Pêche au Tchad : un secteur aux mille promesses, freiné par les défis de l’industrialisation

Riche en ressources halieutiques grâce au lac Tchad et aux nombreux cours d’eau qui traversent son territoire, le Tchad dispose d’un potentiel considérable dans le domaine de la pêche. Pourtant, le secteur reste largement artisanal, peu structuré, et peine à franchir le cap de l’industrialisation. À l’heure où le pays s’engage dans une dynamique de transformation économique, la pêche industrielle apparaît à la fois comme une nécessité et un défi de taille.

Un potentiel sous-exploité

Selon les estimations de la FAO, la production annuelle de poissons au Tchad oscille entre 150 000 et 200 000 tonnes, dont près de 90 % proviennent de la pêche artisanale. Sur les rives du lac Tchad, à Bol, Liwa ou Baga Sola, des milliers de pêcheurs dépendent de cette activité pour leur subsistance. Toutefois, l’absence d’infrastructures modernes usines de transformation, chaînes de froid, ports aménagés empêche toute montée en gamme.

« Nous pêchons beaucoup, mais perdons énormément », déplore Mahamat Saleh, pêcheur à Kiskra. « Faute de moyens de conservation, une partie du poisson se gâte avant d’être écoulée. »

Des freins structurels persistantsL’un des principaux obstacles à l’industrialisation est le manque d’investissements publics et privés dans le secteur. Les routes d’accès aux zones de pêche sont souvent impraticables, les systèmes de transport inefficaces, et les financements quasi inexistants. À cela s’ajoute une législation encore inadaptée aux enjeux contemporains, incapable de garantir un cadre incitatif pour les industriels.

Par ailleurs, les effets du changement climatique, la baisse du niveau des eaux et l’insécurité persistante autour du lac compliquent davantage la structuration de la filière.
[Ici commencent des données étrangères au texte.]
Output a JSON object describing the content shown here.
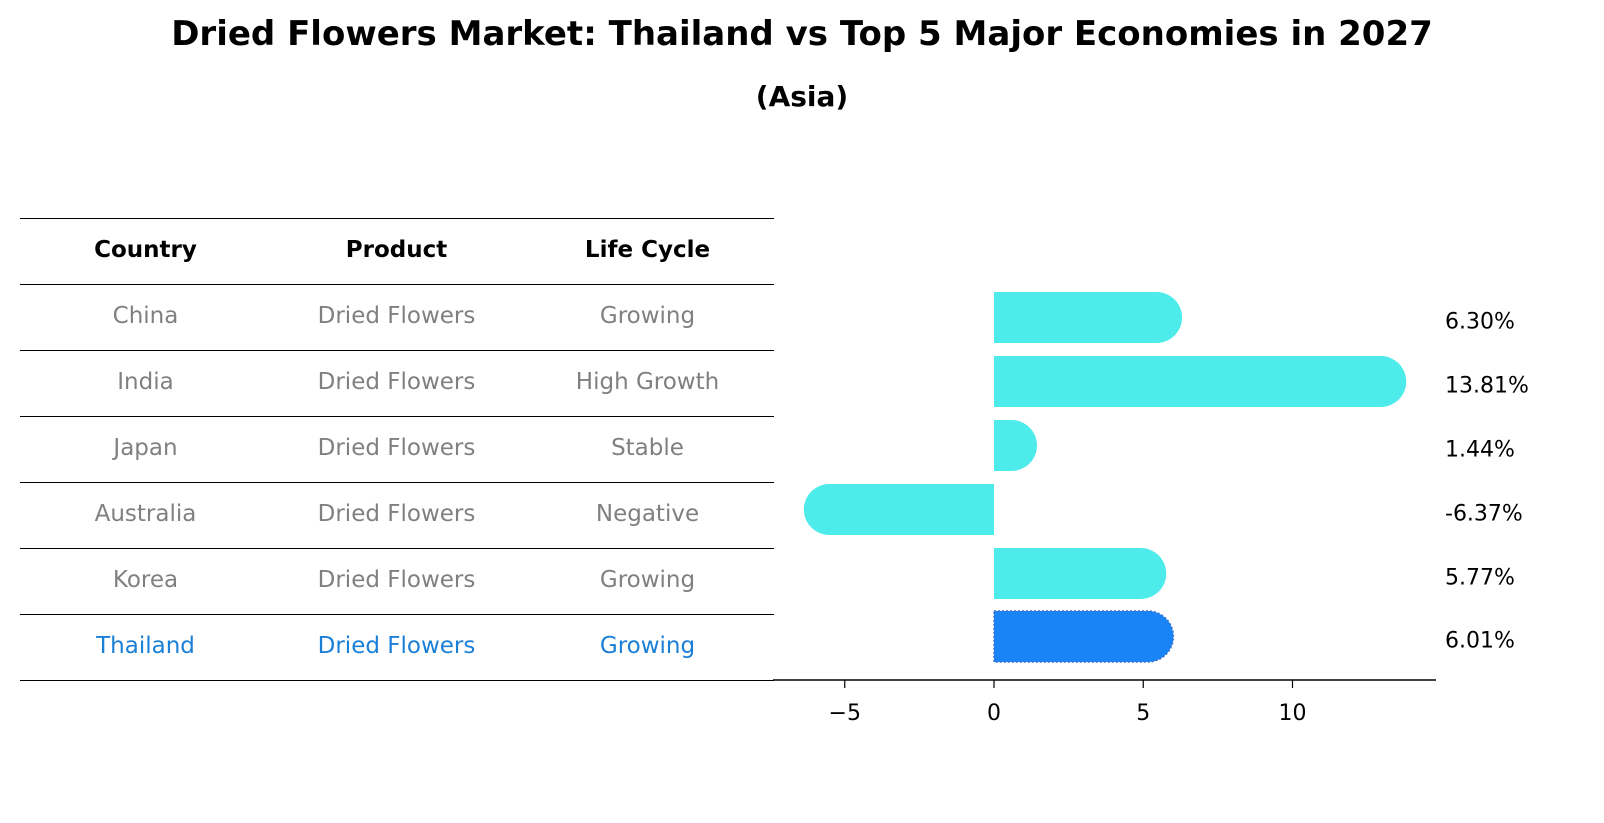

Des pistes pour un nouveau départ

Pourtant, les perspectives ne manquent pas. Plusieurs initiatives régionales, notamment celles soutenues par la CBLT (Commission du bassin du lac Tchad) et la Banque africaine de développement, proposent des plans de développement durable de la pêche incluant la modernisation des outils, la formation des acteurs et la mise en place d’un cadre de coopération sous-régional.
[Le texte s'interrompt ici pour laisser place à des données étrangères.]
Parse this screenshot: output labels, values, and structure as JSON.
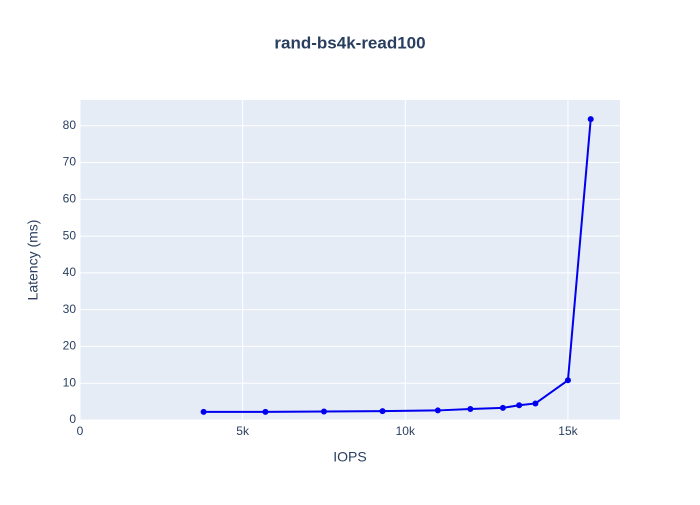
{
  "chart_data": {
    "type": "line",
    "title": "rand-bs4k-read100",
    "x_label": "IOPS",
    "y_label": "Latency (ms)",
    "x": [
      3800,
      5700,
      7500,
      9300,
      11000,
      12000,
      13000,
      13500,
      14000,
      15000,
      15700
    ],
    "series": [
      {
        "color": "#0000ee",
        "values": [
          2.2,
          2.2,
          2.3,
          2.4,
          2.6,
          3.0,
          3.3,
          4.0,
          4.5,
          10.8,
          81.8
        ]
      }
    ],
    "xlim": [
      0,
      16600
    ],
    "ylim": [
      0,
      87
    ],
    "xticks": [
      0,
      {
        "value": 5000,
        "label": "5k"
      },
      {
        "value": 10000,
        "label": "10k"
      },
      {
        "value": 15000,
        "label": "15k"
      }
    ],
    "yticks": [
      0,
      10,
      20,
      30,
      40,
      50,
      60,
      70,
      80
    ],
    "grid": true
  }
}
Le ministère tchadien de l’Élevage et des Productions animales affirme avoir élaboré une stratégie nationale de développement de la pêche et de l’aquaculture. Mais sur le terrain, les retombées concrètes tardent à se faire sentir.
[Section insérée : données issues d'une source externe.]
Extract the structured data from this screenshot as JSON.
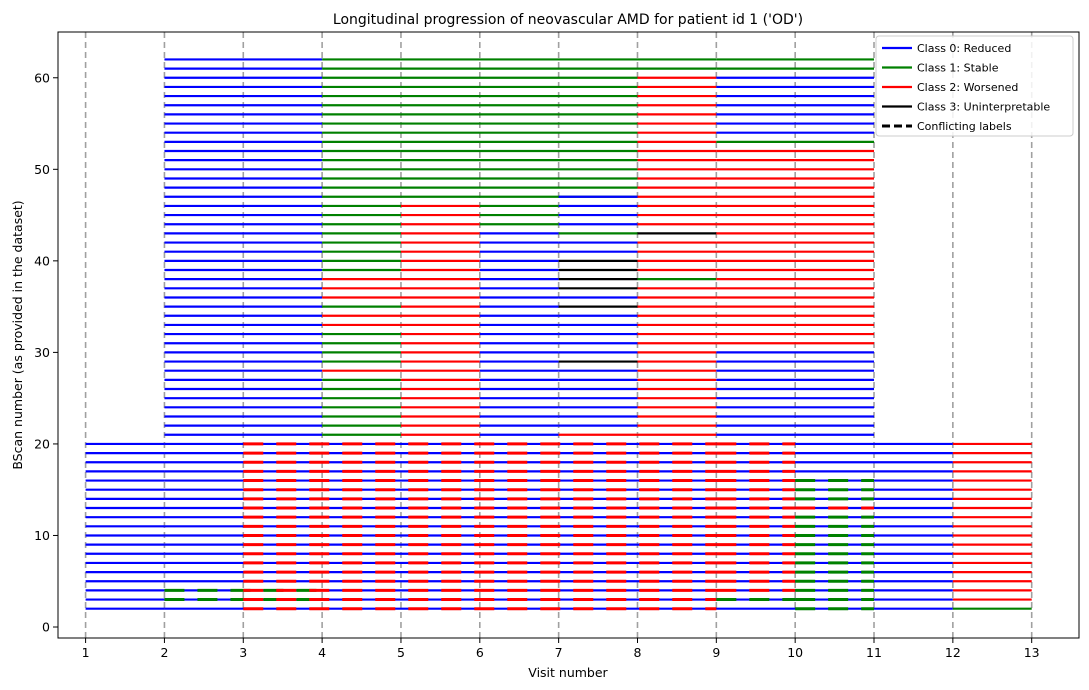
{
  "chart_data": {
    "type": "line",
    "title": "Longitudinal progression of neovascular AMD for patient id 1 ('OD')",
    "xlabel": "Visit number",
    "ylabel": "BScan number (as provided in the dataset)",
    "xlim": [
      0.65,
      13.6
    ],
    "ylim": [
      -1.2,
      65
    ],
    "x_ticks": [
      1,
      2,
      3,
      4,
      5,
      6,
      7,
      8,
      9,
      10,
      11,
      12,
      13
    ],
    "y_ticks": [
      0,
      10,
      20,
      30,
      40,
      50,
      60
    ],
    "visit_gridlines": [
      1,
      2,
      3,
      4,
      5,
      6,
      7,
      8,
      9,
      10,
      11,
      12,
      13
    ],
    "legend_position": "top-right",
    "colors": {
      "class0": "#0000ff",
      "class1": "#008000",
      "class2": "#ff0000",
      "class3": "#000000",
      "gridline": "#a0a0a0"
    },
    "legend": [
      {
        "label": "Class 0: Reduced",
        "color": "#0000ff",
        "style": "solid"
      },
      {
        "label": "Class 1: Stable",
        "color": "#008000",
        "style": "solid"
      },
      {
        "label": "Class 2: Worsened",
        "color": "#ff0000",
        "style": "solid"
      },
      {
        "label": "Class 3: Uninterpretable",
        "color": "#000000",
        "style": "solid"
      },
      {
        "label": "Conflicting labels",
        "color": "#000000",
        "style": "dashed"
      }
    ],
    "segments": [
      {
        "x0": 1,
        "x1": 2,
        "class": 0,
        "bscans": [
          2,
          3,
          4,
          5,
          6,
          7,
          8,
          9,
          10,
          11,
          12,
          13,
          14,
          15,
          16,
          17,
          18,
          19,
          20
        ]
      },
      {
        "x0": 2,
        "x1": 4,
        "class": 0,
        "bscans": [
          2,
          3,
          4,
          5,
          6,
          7,
          8,
          9,
          10,
          11,
          12,
          13,
          14,
          15,
          16,
          17,
          18,
          19,
          20,
          21,
          22,
          23,
          24,
          25,
          26,
          27,
          28,
          29,
          30,
          31,
          32,
          33,
          34,
          35,
          36,
          37,
          38,
          39,
          40,
          41,
          42,
          43,
          44,
          45,
          46,
          47,
          48,
          49,
          50,
          51,
          52,
          53,
          54,
          55,
          56,
          57,
          58,
          59,
          60,
          61,
          62
        ]
      },
      {
        "x0": 4,
        "x1": 5,
        "class": 1,
        "bscans": [
          21,
          22,
          23,
          24,
          25,
          26,
          27,
          29,
          30,
          31,
          32,
          35,
          39,
          40,
          41,
          42,
          43,
          44,
          45,
          46,
          47,
          48,
          49,
          50,
          51,
          52,
          53,
          54,
          55,
          56,
          57,
          58,
          59,
          60,
          61,
          62
        ]
      },
      {
        "x0": 4,
        "x1": 5,
        "class": 2,
        "bscans": [
          28,
          33,
          34,
          36,
          37,
          38
        ]
      },
      {
        "x0": 4,
        "x1": 11,
        "class": 0,
        "bscans": [
          2,
          3,
          4,
          5,
          6,
          7,
          8,
          9,
          10,
          11,
          12,
          13,
          14,
          15,
          16,
          17,
          18,
          19,
          20
        ]
      },
      {
        "x0": 5,
        "x1": 6,
        "class": 2,
        "bscans": [
          21,
          22,
          23,
          24,
          25,
          26,
          27,
          28,
          29,
          30,
          31,
          32,
          33,
          34,
          35,
          36,
          37,
          38,
          39,
          40,
          41,
          42,
          43,
          44,
          45,
          46
        ]
      },
      {
        "x0": 5,
        "x1": 8,
        "class": 1,
        "bscans": [
          47,
          48,
          49,
          50,
          51,
          52,
          53,
          54,
          55,
          56,
          57,
          58,
          59,
          60,
          61,
          62
        ]
      },
      {
        "x0": 6,
        "x1": 7,
        "class": 0,
        "bscans": [
          21,
          22,
          23,
          24,
          25,
          26,
          27,
          28,
          29,
          30,
          31,
          32,
          33,
          34,
          35,
          36,
          37,
          38,
          39,
          40,
          41,
          42,
          43
        ]
      },
      {
        "x0": 6,
        "x1": 7,
        "class": 1,
        "bscans": [
          44,
          45,
          46
        ]
      },
      {
        "x0": 7,
        "x1": 8,
        "class": 0,
        "bscans": [
          22,
          23,
          24,
          25,
          26,
          27,
          28,
          30,
          31,
          32,
          33,
          34,
          36,
          41,
          42,
          44,
          45,
          46,
          47
        ]
      },
      {
        "x0": 7,
        "x1": 8,
        "class": 2,
        "bscans": [
          21
        ]
      },
      {
        "x0": 7,
        "x1": 8,
        "class": 3,
        "bscans": [
          29,
          35,
          37,
          38,
          39,
          40
        ]
      },
      {
        "x0": 7,
        "x1": 8,
        "class": 1,
        "bscans": [
          43
        ]
      },
      {
        "x0": 8,
        "x1": 9,
        "class": 2,
        "bscans": [
          21,
          22,
          23,
          24,
          25,
          26,
          27,
          28,
          29,
          30,
          31,
          32,
          33,
          34,
          35,
          36,
          37,
          39,
          40,
          41,
          42,
          44,
          45,
          46,
          47,
          48,
          49,
          50,
          51,
          52,
          53,
          54,
          55,
          56,
          57,
          58,
          59,
          60
        ]
      },
      {
        "x0": 8,
        "x1": 9,
        "class": 1,
        "bscans": [
          38,
          61,
          62
        ]
      },
      {
        "x0": 8,
        "x1": 9,
        "class": 3,
        "bscans": [
          43
        ]
      },
      {
        "x0": 9,
        "x1": 11,
        "class": 0,
        "bscans": [
          21,
          22,
          23,
          24,
          25,
          26,
          27,
          28,
          29,
          30,
          54,
          55,
          56,
          57,
          58,
          59,
          60
        ]
      },
      {
        "x0": 9,
        "x1": 11,
        "class": 2,
        "bscans": [
          31,
          32,
          33,
          34,
          35,
          36,
          37,
          38,
          39,
          40,
          41,
          42,
          43,
          44,
          45,
          46,
          47,
          48,
          49,
          50,
          51,
          52
        ]
      },
      {
        "x0": 9,
        "x1": 11,
        "class": 1,
        "bscans": [
          53,
          61,
          62
        ]
      },
      {
        "x0": 11,
        "x1": 12,
        "class": 0,
        "bscans": [
          2,
          3,
          4,
          5,
          6,
          7,
          8,
          9,
          10,
          11,
          12,
          13,
          14,
          15,
          16,
          17,
          18,
          19,
          20
        ]
      },
      {
        "x0": 12,
        "x1": 13,
        "class": 2,
        "bscans": [
          3,
          4,
          5,
          6,
          7,
          8,
          9,
          10,
          11,
          12,
          13,
          14,
          15,
          16,
          17,
          18,
          19,
          20
        ]
      },
      {
        "x0": 12,
        "x1": 13,
        "class": 1,
        "bscans": [
          2
        ]
      }
    ],
    "conflicts": [
      {
        "x0": 2,
        "x1": 4,
        "class": 1,
        "bscans": [
          3,
          4
        ]
      },
      {
        "x0": 3,
        "x1": 9,
        "class": 2,
        "bscans": [
          2,
          3,
          4,
          5,
          6,
          7,
          8,
          9,
          10,
          11,
          12,
          13,
          14,
          15,
          16,
          17,
          18,
          19,
          20
        ]
      },
      {
        "x0": 9,
        "x1": 10,
        "class": 2,
        "bscans": [
          4,
          5,
          6,
          7,
          8,
          9,
          10,
          11,
          12,
          13,
          14,
          15,
          16,
          17,
          18,
          19,
          20
        ]
      },
      {
        "x0": 9,
        "x1": 10,
        "class": 1,
        "bscans": [
          3
        ]
      },
      {
        "x0": 10,
        "x1": 11,
        "class": 1,
        "bscans": [
          2,
          3,
          4,
          5,
          6,
          7,
          8,
          9,
          10,
          11,
          12,
          14,
          15,
          16
        ]
      },
      {
        "x0": 10,
        "x1": 11,
        "class": 2,
        "bscans": [
          13
        ]
      }
    ]
  }
}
Un secteur à repenser avec les acteurs locaux

Pour que l’industrialisation de la pêche devienne une réalité, il faudra davantage qu’un plan sur papier. Il est impératif d’associer les pêcheurs, les collectivités locales et les investisseurs privés autour d’un pacte productif. Cela implique aussi de valoriser les savoirs traditionnels tout en introduisant des innovations technologiques respectueuses de l’environnement.

Le Tchad pourrait faire de la pêche un véritable levier de diversification économique, pour peu que les moyens suivent la volonté. Le poisson est là, les bras aussi. Reste à créer les conditions pour que ce potentiel nourrisse durablement le pays.